His gaudy red and yellow costume swirled around him as he turned to grin at Alan.

"I wonder if you'd want to," he mused mysteriously.

"Want to what?" Alan asked.

"Come for a trip in the Pi-meson. I think it would do you good."

"Why me? And what kind of good?"

"You could only judge that for yourself."

"Then you could dispose of us in deep space, is that it?" Helen said. "We've seen too much, eh?"

The Fireclown heaved a gusty sigh. "Do as you like, young woman. I've no axe to grind. Whatever takes place on Earth has no importance for me now. I tried to tell the people something, but it's obvious I didn't get through to them. Let the darkness sweep down and engulf your hollow kind. I care not."

"It's no good." Helen shook her head. "I can't believe anything you say. Not now."

"If you had it wouldn't have made any difference." Corso's ghastly face grinned.
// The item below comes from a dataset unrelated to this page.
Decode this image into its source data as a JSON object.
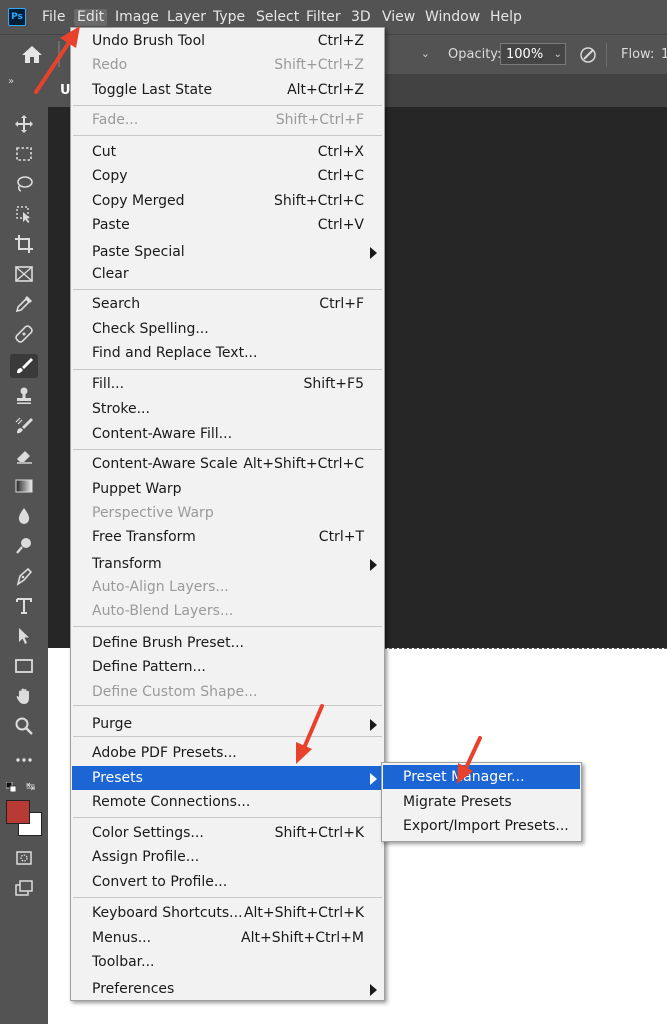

"The rest of the world lost faith in their idol, and the world hates nothing so much as an idol who turns out to have feet of clay! Not, of course, that the clown wished to be one in the first place."

"Then why did you start that set-up on the first level? Why did he make speeches to thousands? Why did he let them adore him at his 'audiences'?" Helen's voice was high, near-hysterical.

As Alan watched and listened, a mood of absolute detachment filled him. He didn't really care about the pros and cons any more. He only wondered what the Fireclown's reasons were for suggesting the trip.

"The Fireclown was originally living down there in secret. We were working on our machines. We needed help- scientists and technicians-so we asked for it, got it. But the scientists told their friends about the Fireclown. They began to ask him about things. He told them. All he did, in the final analysis, was supply an outlet for their emotional demands."

Helen fell silent.

Alan came to a decision.

"I'd like to take that trip," he said "-if Helen can come, too."

"Good!" The Fireclown's resonant voice seemed suddenly gay. "I should like to take you. I'm glad. Yes, glad."

Both Alan and Helen waited for the Fireclown to add to this statement, but they were disappointed. He went and leaned against a bulkhead, his great face bent towards his chest, his whole manner abstracted.

Was he thinking of the trip? Alan wondered. Or had he simply forgotten about them now that they had agreed to go?

Somehow, he felt the latter was the more likely answer.

The Fireclown seemed a peculiar mixture of idiot and intellectual. Alan decided that he was probably insane, but what this insanity might lead to-the destruction of Earth?-could not easily be assessed. He must wait. And perhaps he would learn from the trip, wherever it took them. Mars, possibly, or Ganymede.